Assise à l’une des tables, Mara attendait le repas. Enfin, après vingt minutes d’une attente interminable, le serveur du relais arriva avec une assiette d’une soupe verdâtre et gluante dans laquelle flottaient des morceaux colorés d’une matière indescriptible. Mara s’emporta.

— Ah non hein, pas encore d’votre infâme boustifaille ! J’mangerai pas d’votre étouffe-Hylien !

— Mon quoi ? s’offusqua le cuisinier.

— Vot’infect étouffe-Hylien !

— Ça ? Mais c’est de la haute gastronomie ! Un plat de luxe, une véritable ambroisie ! La légende raconte que la princesse Zelda en raffolait !

Mara porta à sa bouche une cuillerée de l’étrange mixture. La princesse Zelda n’aurait jamais pu avaler une chose pareille. C’était fade et collant, avec un arrière-goût âcre et amer.

Avec un grognement, Mara balaya l’assiette d’un revers de bras. Le récipient s’écrasa au sol, répandant son désagréable contenu et quelques morceaux de terre cuite. Indifférente, la Yiga se leva, tourna les talons et quitta le relais.

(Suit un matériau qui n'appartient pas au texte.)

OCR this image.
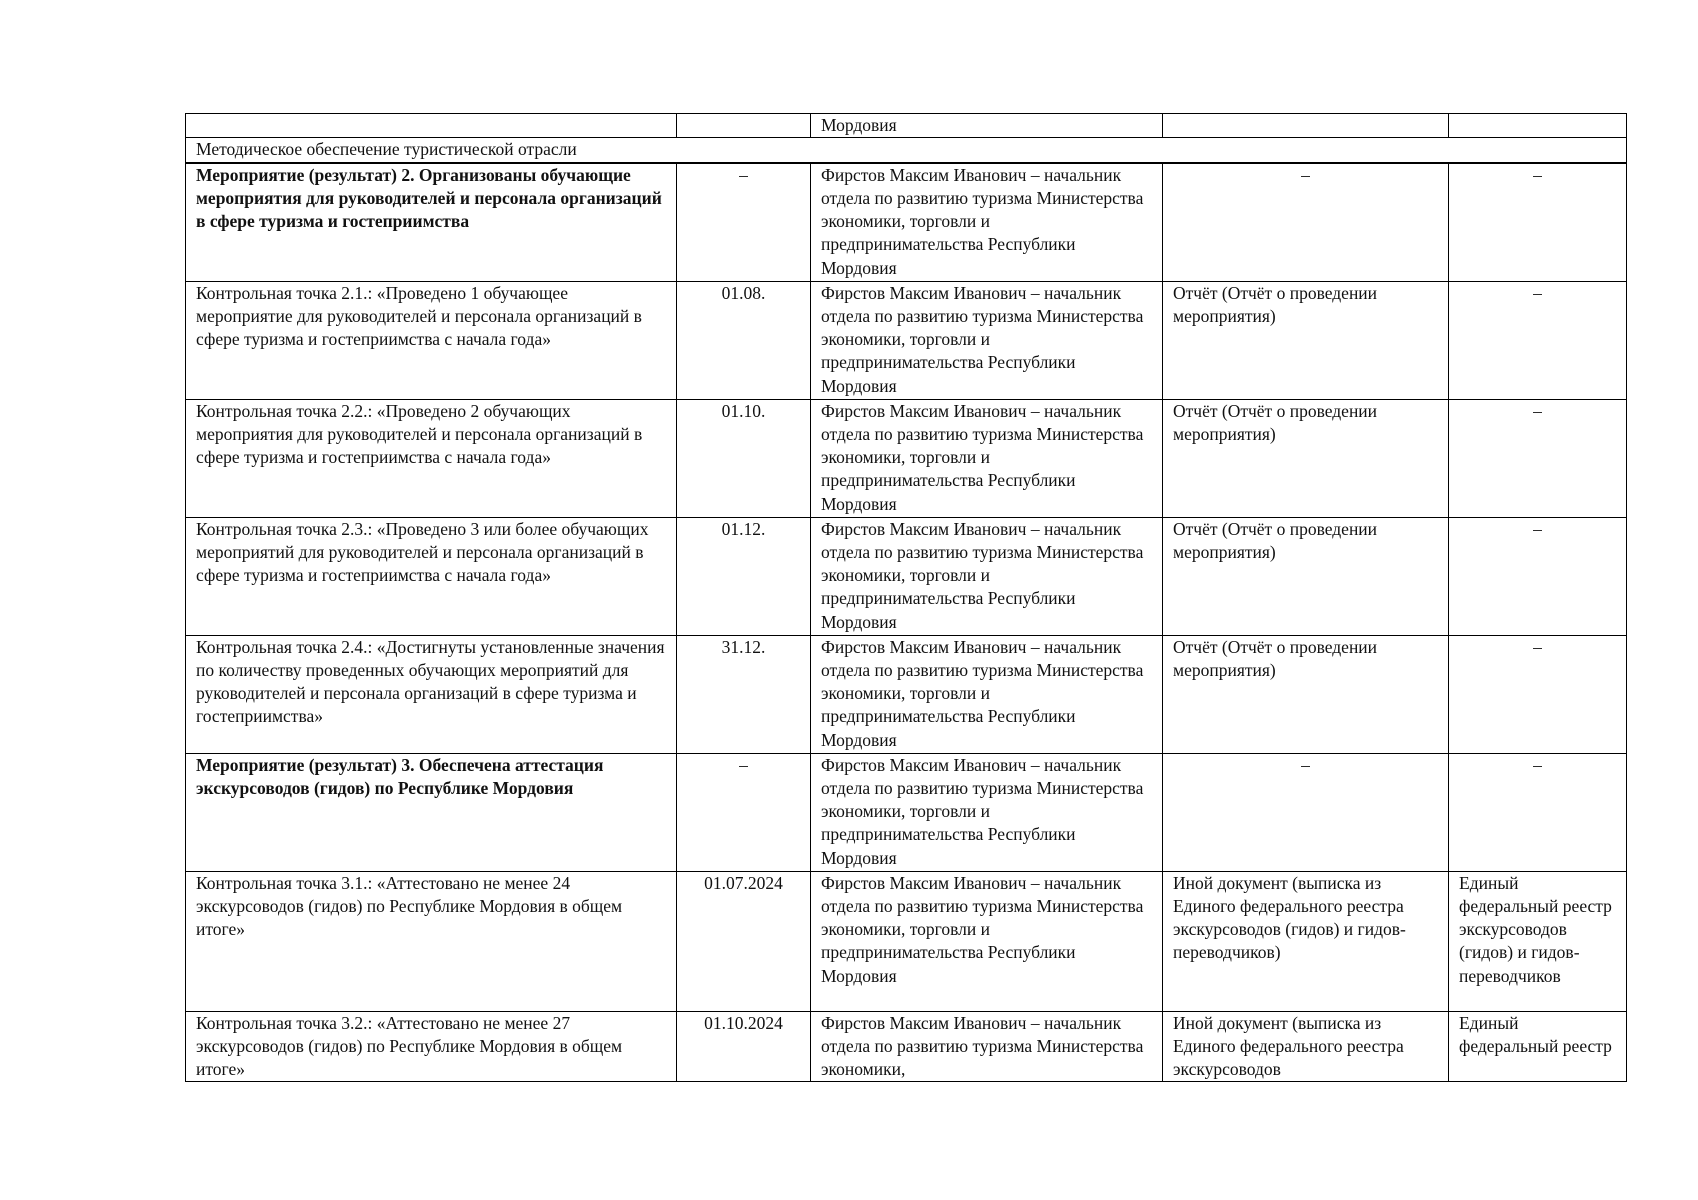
		Мордовия		
Методическое обеспечение туристической отрасли				
Мероприятие (результат) 2. Организованы обучающие мероприятия для руководителей и персонала организаций в сфере туризма и гостеприимства	–	Фирстов Максим Иванович – начальник отдела по развитию туризма Министерства экономики, торговли и предпринимательства Республики Мордовия	–	–
Контрольная точка 2.1.: «Проведено 1 обучающее мероприятие для руководителей и персонала организаций в сфере туризма и гостеприимства с начала года»	01.08.	Фирстов Максим Иванович – начальник отдела по развитию туризма Министерства экономики, торговли и предпринимательства Республики Мордовия	Отчёт (Отчёт о проведении мероприятия)	–
Контрольная точка 2.2.: «Проведено 2 обучающих мероприятия для руководителей и персонала организаций в сфере туризма и гостеприимства с начала года»	01.10.	Фирстов Максим Иванович – начальник отдела по развитию туризма Министерства экономики, торговли и предпринимательства Республики Мордовия	Отчёт (Отчёт о проведении мероприятия)	–
Контрольная точка 2.3.: «Проведено 3 или более обучающих мероприятий для руководителей и персонала организаций в сфере туризма и гостеприимства с начала года»	01.12.	Фирстов Максим Иванович – начальник отдела по развитию туризма Министерства экономики, торговли и предпринимательства Республики Мордовия	Отчёт (Отчёт о проведении мероприятия)	–
Контрольная точка 2.4.: «Достигнуты установленные значения по количеству проведенных обучающих мероприятий для руководителей и персонала организаций в сфере туризма и гостеприимства»	31.12.	Фирстов Максим Иванович – начальник отдела по развитию туризма Министерства экономики, торговли и предпринимательства Республики Мордовия	Отчёт (Отчёт о проведении мероприятия)	–
Мероприятие (результат) 3. Обеспечена аттестация экскурсоводов (гидов) по Республике Мордовия	–	Фирстов Максим Иванович – начальник отдела по развитию туризма Министерства экономики, торговли и предпринимательства Республики Мордовия	–	–
Контрольная точка 3.1.: «Аттестовано не менее 24 экскурсоводов (гидов) по Республике Мордовия в общем итоге»	01.07.2024	Фирстов Максим Иванович – начальник отдела по развитию туризма Министерства экономики, торговли и предпринимательства Республики Мордовия	Иной документ (выписка из Единого федерального реестра экскурсоводов (гидов) и гидов-переводчиков)	Единый федеральный реестр экскурсоводов (гидов) и гидов-переводчиков
Контрольная точка 3.2.: «Аттестовано не менее 27 экскурсоводов (гидов) по Республике Мордовия в общем итоге»	01.10.2024	Фирстов Максим Иванович – начальник отдела по развитию туризма Министерства экономики,	Иной документ (выписка из Единого федерального реестра экскурсоводов	Единый федеральный реестр
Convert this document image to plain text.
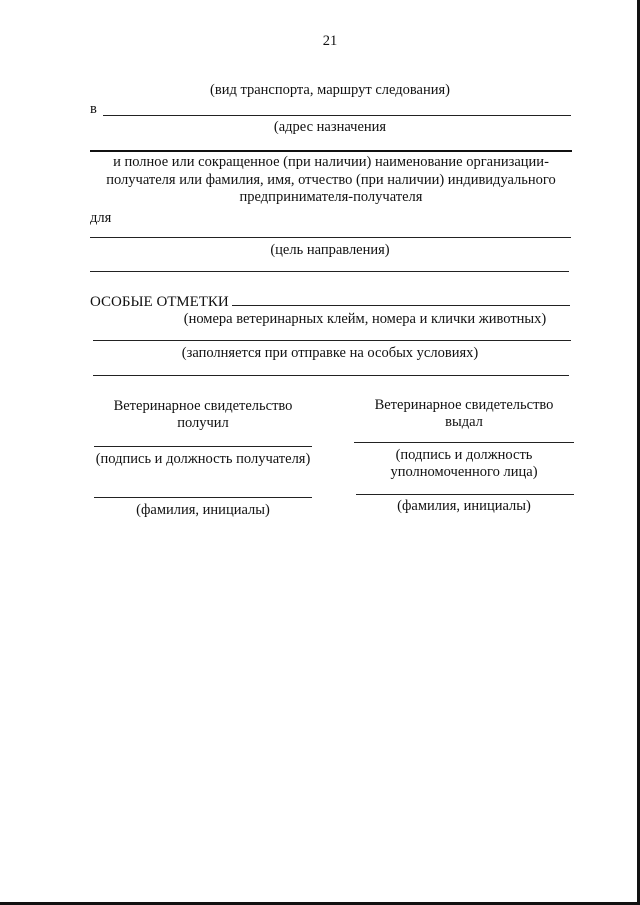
21
(вид транспорта, маршрут следования)
в
(адрес назначения
и полное или сокращенное (при наличии) наименование организации-
получателя или фамилия, имя, отчество (при наличии) индивидуального
предпринимателя-получателя
для
(цель направления)
ОСОБЫЕ ОТМЕТКИ
(номера ветеринарных клейм, номера и клички животных)
(заполняется при отправке на особых условиях)
Ветеринарное свидетельство
получил
(подпись и должность получателя)
(фамилия, инициалы)
Ветеринарное свидетельство
выдал
(подпись и должность
уполномоченного лица)
(фамилия, инициалы)
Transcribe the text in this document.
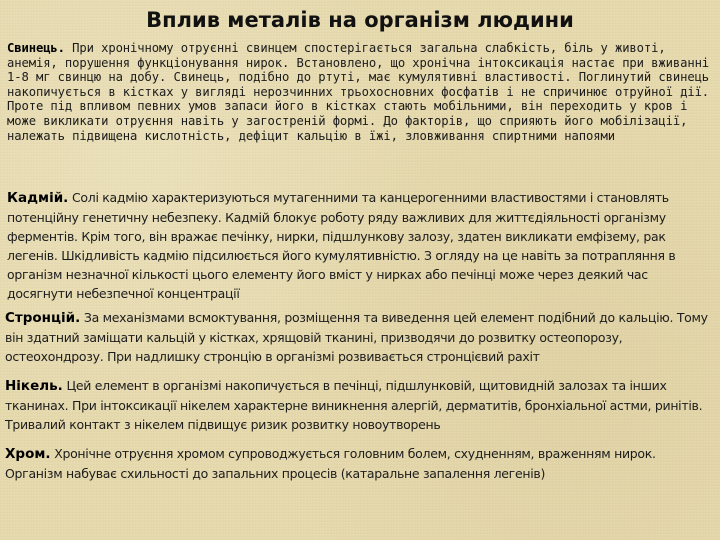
Вплив металів на організм людини

Свинець. При хронічному отруєнні свинцем спостерігається загальна слабкість, біль у животі, анемія, порушення функціонування нирок. Встановлено, що хронічна інтоксикація настає при вживанні 1-8 мг свинцю на добу. Свинець, подібно до ртуті, має кумулятивні властивості. Поглинутий свинець накопичується в кістках у вигляді нерозчинних трьохосновних фосфатів і не спричинює отруйної дії. Проте під впливом певних умов запаси його в кістках стають мобільними, він переходить у кров і може викликати отруєння навіть у загостреній формі. До факторів, що сприяють його мобілізації, належать підвищена кислотність, дефіцит кальцію в їжі, зловживання спиртними напоями

Кадмій. Солі кадмію характеризуються мутагенними та канцерогенними властивостями і становлять потенційну генетичну небезпеку. Кадмій блокує роботу ряду важливих для життєдіяльності організму ферментів. Крім того, він вражає печінку, нирки, підшлункову залозу, здатен викликати емфізему, рак легенів. Шкідливість кадмію підсилюється його кумулятивністю. З огляду на це навіть за потрапляння в організм незначної кількості цього елементу його вміст у нирках або печінці може через деякий час досягнути небезпечної концентрації

Стронцій. За механізмами всмоктування, розміщення та виведення цей елемент подібний до кальцію. Тому він здатний заміщати кальцій у кістках, хрящовій тканині, призводячи до розвитку остеопорозу, остеохондрозу. При надлишку стронцію в організмі розвивається стронцієвий рахіт

Нікель. Цей елемент в організмі накопичується в печінці, підшлунковій, щитовидній залозах та інших тканинах. При інтоксикації нікелем характерне виникнення алергій, дерматитів, бронхіальної астми, ринітів. Тривалий контакт з нікелем підвищує ризик розвитку новоутворень

Хром. Хронічне отруєння хромом супроводжується головним болем, схудненням, враженням нирок. Організм набуває схильності до запальних процесів (катаральне запалення легенів)
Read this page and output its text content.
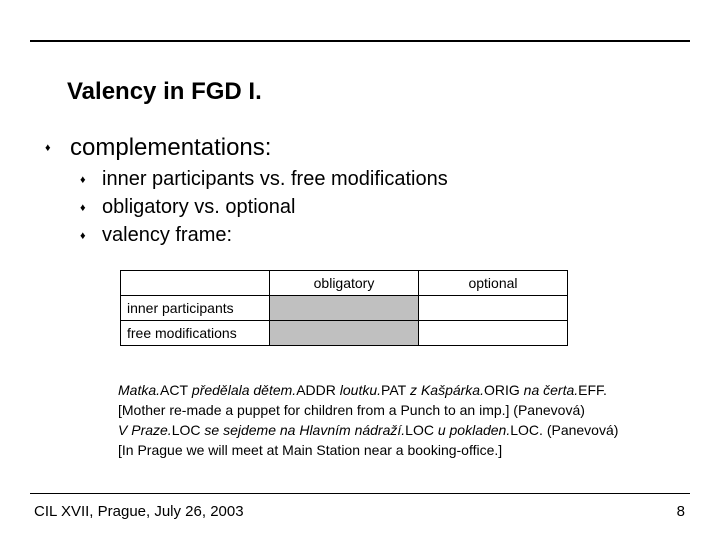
Valency in FGD I.
♦ complementations:
♦ inner participants vs. free modifications
♦ obligatory vs. optional
♦ valency frame:
	obligatory	optional
inner participants		
free modifications		
Matka.ACT předělala dětem.ADDR loutku.PAT z Kašpárka.ORIG na čerta.EFF.
[Mother re-made a puppet for children from a Punch to an imp.] (Panevová)
V Praze.LOC se sejdeme na Hlavním nádraží.LOC u pokladen.LOC. (Panevová)
[In Prague we will meet at Main Station near a booking-office.]
CIL XVII, Prague, July 26, 2003	8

— Puisqu’vous êtes pas capable d’me donner quelqu’chose de mangeable, j’vais m’chercher à manger toute seule !

Mara longea le chemin sans rien trouver. Au bord de la route de terre battue poussaient ici et là quelques herbes fines et sèches. Curieuse, elle en fourra une dans sa bouche. L’herbe, amère et un peu sucrée, était consommable, mais pas vraiment meilleure que la nourriture du relais.

Après une dizaine de minutes à marcher, Mara trouva un pommier isolé à quelques mètres du chemin. En haut de l’arbre, perdues dans un feuillage verdoyant, se trouvaient trois énormes pommes sauvages un peu flétries. La Yiga gravit l’arbre en quelques secondes et saisit une pomme. Elle allait redescendre, mais un léger sifflement se fit entendre. Mara leva la tête. Au loin, elle distingua la silhouette d’un énorme oiseau au chant peu agréable qui volait mollement dans sa direction.

Ce n’est que quand il fut à quelques mètres d’elle que Mara comprit. Ce n’était pas un oiseau. C’était un jeune homme d’une quinzaine d’années accroché à un genre de cerf-volant. Tout en tombant lentement vers le sol, il sifflotait un air traditionnel Hylien bourré de fausses notes. Il prit la route du relais, sans remarquer Mara.

Mara laissa échapper un juron. Elle avait poireauté trois jours dans cette auberge infâme en espérant y croiser le Héros Link, et c’était durant sa seule sortie qu’elle le trouvait. Mais son agacement fit place à une joie immense. Elle avait trouvé Link. Elle allait le saigner comme un chien et rapporter son corps au repaire, et alors elle aurait les honneurs de la cheffe du Clan, peut-être même le poste tant convoité de conseillère personnelle du Grand Kohga.

Mara sortit du sac qu’elle avait en bandoulière deux couteaux de jet, qu’elle lança en direction de Link. Le premier manqua sa cible. Pas le second. Mara frappa dans ses mains, dissipant son déguisement, puis fonça sur Link.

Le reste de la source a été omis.